Indian government bestows its highest award on SDI founders

by James Tayler

The national government of India has bestowed its highest civilian honor, the Padma Shri award, on Jockin Arputham, President of SDI and the National Slum Dwellers Federation (NSDF) of India, and Sheela Patel, Chair of the Board of SDI and founder of the Society for the Promotion of Area Resource Centers (SPARC). The entire SDI family wishes our two dear colleagues and friends a hearty congratulations!

In its citation for Jockin, the Indian government notes his pioneering strategies for facilitating learning between and among the poor, as well as the significant results these methods have achieved. Such an approach to horizontal learning stands as a significant alternative to dominant development models of training workshops and programs determined by professionals:

Through the same sorts of slum-to-slum learning exchanges that he initiated in India, Jockin Arputham has now extended such efforts to several neighboring countries.
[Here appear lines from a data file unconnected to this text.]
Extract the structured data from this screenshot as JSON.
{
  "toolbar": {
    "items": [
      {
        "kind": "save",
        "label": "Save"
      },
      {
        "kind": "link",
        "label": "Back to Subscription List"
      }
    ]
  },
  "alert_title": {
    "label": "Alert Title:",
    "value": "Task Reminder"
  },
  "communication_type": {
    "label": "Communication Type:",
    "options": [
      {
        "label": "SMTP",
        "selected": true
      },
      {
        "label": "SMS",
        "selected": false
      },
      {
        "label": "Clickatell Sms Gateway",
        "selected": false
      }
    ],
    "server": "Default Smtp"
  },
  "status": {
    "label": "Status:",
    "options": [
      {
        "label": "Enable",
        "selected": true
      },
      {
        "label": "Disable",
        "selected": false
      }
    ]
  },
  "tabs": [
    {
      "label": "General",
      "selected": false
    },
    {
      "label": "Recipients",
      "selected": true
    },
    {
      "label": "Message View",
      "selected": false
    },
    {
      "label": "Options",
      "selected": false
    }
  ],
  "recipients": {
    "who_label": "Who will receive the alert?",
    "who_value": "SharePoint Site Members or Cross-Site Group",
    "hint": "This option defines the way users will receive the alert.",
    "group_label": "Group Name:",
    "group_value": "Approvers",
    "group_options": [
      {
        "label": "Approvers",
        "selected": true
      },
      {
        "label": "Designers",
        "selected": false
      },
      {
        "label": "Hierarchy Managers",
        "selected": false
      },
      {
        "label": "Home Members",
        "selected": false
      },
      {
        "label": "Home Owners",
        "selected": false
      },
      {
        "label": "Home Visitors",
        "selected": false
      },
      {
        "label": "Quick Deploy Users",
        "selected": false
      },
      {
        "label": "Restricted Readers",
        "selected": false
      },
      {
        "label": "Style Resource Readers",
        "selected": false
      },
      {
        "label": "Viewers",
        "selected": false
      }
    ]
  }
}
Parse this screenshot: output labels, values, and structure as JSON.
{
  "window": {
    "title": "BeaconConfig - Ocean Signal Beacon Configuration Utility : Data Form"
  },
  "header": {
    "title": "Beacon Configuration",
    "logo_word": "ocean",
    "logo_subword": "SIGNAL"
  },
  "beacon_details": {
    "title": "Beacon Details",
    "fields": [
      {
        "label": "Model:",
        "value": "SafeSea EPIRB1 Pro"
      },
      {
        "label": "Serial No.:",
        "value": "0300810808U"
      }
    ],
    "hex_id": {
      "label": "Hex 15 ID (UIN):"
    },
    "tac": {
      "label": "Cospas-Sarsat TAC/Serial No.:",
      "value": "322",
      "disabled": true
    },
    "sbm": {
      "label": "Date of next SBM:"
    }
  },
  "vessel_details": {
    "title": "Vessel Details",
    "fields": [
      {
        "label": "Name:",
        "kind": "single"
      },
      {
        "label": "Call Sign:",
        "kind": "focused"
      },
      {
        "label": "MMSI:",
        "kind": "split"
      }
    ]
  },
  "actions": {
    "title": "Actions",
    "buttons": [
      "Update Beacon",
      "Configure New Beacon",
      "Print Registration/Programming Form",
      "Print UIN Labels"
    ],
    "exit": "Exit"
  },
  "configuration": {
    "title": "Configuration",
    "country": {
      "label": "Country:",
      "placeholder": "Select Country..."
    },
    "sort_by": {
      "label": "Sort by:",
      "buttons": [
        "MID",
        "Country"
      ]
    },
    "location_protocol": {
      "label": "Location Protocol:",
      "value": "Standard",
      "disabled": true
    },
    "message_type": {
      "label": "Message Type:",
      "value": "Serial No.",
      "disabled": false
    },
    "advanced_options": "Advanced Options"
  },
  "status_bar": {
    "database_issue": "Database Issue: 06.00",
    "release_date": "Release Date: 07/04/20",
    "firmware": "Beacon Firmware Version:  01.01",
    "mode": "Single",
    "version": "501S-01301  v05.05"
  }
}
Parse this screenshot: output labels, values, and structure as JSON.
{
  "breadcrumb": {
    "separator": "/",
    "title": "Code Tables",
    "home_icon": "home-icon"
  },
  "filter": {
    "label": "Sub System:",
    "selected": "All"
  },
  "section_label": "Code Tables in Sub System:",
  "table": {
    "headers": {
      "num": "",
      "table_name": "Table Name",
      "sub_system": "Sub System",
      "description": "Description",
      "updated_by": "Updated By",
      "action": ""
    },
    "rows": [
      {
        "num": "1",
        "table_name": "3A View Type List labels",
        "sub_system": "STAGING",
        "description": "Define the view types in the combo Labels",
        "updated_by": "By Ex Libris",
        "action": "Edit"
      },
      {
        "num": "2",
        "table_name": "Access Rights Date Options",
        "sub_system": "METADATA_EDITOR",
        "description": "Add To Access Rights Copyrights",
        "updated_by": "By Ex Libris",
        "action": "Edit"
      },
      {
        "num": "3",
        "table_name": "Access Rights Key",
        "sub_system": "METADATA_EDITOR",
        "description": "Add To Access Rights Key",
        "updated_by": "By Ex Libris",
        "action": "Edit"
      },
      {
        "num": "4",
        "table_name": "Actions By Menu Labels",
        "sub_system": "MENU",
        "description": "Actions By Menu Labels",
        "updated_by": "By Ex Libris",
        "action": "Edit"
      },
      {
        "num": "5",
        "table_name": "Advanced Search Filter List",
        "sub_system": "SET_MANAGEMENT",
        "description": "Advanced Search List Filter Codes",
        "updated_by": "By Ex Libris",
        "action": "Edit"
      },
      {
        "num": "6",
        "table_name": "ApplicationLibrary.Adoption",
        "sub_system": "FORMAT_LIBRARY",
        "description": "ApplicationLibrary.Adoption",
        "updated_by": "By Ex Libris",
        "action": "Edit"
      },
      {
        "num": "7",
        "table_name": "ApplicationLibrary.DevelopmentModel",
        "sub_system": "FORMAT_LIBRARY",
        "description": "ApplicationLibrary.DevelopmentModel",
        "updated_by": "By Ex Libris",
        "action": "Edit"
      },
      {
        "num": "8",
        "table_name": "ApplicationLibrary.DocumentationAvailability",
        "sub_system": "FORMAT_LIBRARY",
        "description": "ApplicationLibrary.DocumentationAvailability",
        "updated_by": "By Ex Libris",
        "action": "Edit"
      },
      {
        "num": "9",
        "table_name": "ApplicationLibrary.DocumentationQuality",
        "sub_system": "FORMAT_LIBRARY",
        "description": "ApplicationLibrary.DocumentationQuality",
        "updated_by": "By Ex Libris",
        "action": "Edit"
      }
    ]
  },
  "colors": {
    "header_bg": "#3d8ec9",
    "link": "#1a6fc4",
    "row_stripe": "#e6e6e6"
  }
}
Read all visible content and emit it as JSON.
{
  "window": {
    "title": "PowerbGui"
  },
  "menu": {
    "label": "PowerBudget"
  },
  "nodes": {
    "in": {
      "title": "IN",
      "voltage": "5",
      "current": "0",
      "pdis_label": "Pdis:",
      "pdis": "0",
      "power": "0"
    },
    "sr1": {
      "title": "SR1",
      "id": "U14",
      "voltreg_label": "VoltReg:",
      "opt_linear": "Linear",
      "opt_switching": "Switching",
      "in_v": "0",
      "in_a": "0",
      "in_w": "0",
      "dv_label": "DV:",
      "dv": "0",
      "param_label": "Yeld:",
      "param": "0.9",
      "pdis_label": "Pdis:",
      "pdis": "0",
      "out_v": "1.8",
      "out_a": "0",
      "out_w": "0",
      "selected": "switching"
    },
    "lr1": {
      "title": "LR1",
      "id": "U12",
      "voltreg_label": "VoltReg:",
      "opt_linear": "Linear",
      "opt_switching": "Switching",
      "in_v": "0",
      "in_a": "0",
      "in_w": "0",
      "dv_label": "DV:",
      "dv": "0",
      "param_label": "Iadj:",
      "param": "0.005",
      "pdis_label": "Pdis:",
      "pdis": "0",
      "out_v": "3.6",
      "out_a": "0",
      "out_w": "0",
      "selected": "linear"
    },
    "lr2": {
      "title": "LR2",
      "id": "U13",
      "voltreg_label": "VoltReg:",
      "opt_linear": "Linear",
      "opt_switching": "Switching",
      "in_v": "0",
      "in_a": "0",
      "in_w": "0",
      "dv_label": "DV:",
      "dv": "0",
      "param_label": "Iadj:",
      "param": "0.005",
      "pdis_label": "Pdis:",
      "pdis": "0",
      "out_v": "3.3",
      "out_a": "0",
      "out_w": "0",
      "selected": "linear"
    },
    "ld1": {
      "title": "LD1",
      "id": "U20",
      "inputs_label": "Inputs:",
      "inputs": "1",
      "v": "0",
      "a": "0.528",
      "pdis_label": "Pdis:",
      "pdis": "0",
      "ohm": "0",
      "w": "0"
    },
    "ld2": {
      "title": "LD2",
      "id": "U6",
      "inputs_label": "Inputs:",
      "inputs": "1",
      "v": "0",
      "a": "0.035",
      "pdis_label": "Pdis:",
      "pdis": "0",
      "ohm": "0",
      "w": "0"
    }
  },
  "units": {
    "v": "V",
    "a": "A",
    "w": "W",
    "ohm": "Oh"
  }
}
Through the Slum Dwellers International, which he helped found, Shri Arputham has assisted urban poor communities in South Africa to organize themselves and work effectively with the government and, in Cambodia, to set up the country’s first government-sponsored resettlement program for squatters. Likewise, the Federation’s community-organizing techniques and practical know-how has been exported to Sri Lanka, Nepal, Laos, Indonesia, the Philippines, and several countries in Africa.

In electing Jockin Arputham to receive the 2000 Ramon Magsaysay Award for International Understanding, the board of trustees recognized his extending the lessons of community building in India to Southeast Asia and Africa and helping the urban poor of two continents improve their lives by learning from one another.

Ms. Patel’s award cites her commitment to developing a model of professional NGO that supports the work of community-based federations of the urban poor. In particular, the citation notes her success in bridging the gaps between government and such organizations of the poor:

In 1984, she founded SPARC along with other professionals. SPARC came into existence to address the problems of pavement dwellers, the poorest of the poor in the city of Mumbai, who were not recognized as legitimate citizens by public authorities. Soon thereafter, SPARC entered into an alliance with NSDF and Mahila Milan. It would be fair to say that the patient advocacy of the cause of pavement dwellers by this alliance led to their recognition by Maharashtra Government’s State policy and programme to resettle and rehabilitate them.

Smt. Patel and Shri Jockin Arputham, President of NSDF and of SDI, worked closely together to support and create federations of the urban poor both in India and abroad, with a special focus on the empowerment of women – through their savings collectives – and who have now become forces for change all over the world. If one main plank of the alliance’s efforts was to support the organizing processes of the urban poor, the other plank was to build partnerships with municipal, state and central governments so that government policies and programmes would be designed and implemented such that they not only benefited the poor but cities as well.